1) Getting rid of duplicate files

You would be surprised by how much space duplicate files takes up. Not only do they make your files hard to sift through, they also take up space on your hard drive. Going through the depths of your computer to catch them all can be a lengthy process, so using an app like Duplicate Detective can aid you in your hunt.

2) Create document folders for years and classes

Creating folders for semesters and the classes you take can make work a lot easier to find. Personal and miscellaneous files can be organized whichever way is preferable.To get the most out of your documents folder, try to have an organizational chart like this: 


    Senior year

    Junior year

    Sophomore year

    Freshman year

     BIO 121

     CSE 241

     ENG 111

     MTH 105

     ANTH 275


3) Backup your computer

Everyone’s hard drive will fail at some point in their lives. It is important to have a plan for when this happens so that you don’t lose important or personal information. If you have an external USB hard drive, you can back up to that drive using your computer’s backup features. On Windows 10 and 8, use File History. On Windows 7, use Windows Backup. On Macs, use Time Machine. You can also back up your files to Google’s Cloud Storage Service, though it usually only offers a few gigabytes of space. 

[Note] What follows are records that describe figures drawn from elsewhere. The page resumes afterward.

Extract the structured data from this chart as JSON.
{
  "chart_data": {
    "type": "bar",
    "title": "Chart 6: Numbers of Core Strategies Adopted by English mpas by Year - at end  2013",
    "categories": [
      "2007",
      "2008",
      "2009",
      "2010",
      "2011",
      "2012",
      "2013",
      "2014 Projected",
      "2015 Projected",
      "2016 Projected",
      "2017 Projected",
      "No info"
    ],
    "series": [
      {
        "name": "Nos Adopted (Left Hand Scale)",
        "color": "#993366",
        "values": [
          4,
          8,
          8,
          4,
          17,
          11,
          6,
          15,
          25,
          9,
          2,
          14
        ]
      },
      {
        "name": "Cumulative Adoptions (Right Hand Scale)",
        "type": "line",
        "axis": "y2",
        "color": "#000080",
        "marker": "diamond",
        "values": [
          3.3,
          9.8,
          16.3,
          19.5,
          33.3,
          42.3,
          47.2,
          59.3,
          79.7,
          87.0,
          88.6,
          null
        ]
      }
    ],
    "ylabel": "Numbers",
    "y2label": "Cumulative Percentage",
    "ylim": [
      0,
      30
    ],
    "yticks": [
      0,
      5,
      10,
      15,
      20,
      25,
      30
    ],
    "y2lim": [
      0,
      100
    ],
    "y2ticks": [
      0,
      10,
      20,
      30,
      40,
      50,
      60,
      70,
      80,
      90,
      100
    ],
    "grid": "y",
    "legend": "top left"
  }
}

4) Save all your passwords

It’s better to compile all your passwords to various sites on a spreadsheet you can refer back to if you forget a login. If you’re not comfortable with your passwords being accessible from your documents or Google documents, you can write them down and keep the physical copy in a safe place or your file cabinet. Not remembering your passwords can make it hard to cancel subscriptions, or access important information when you need it.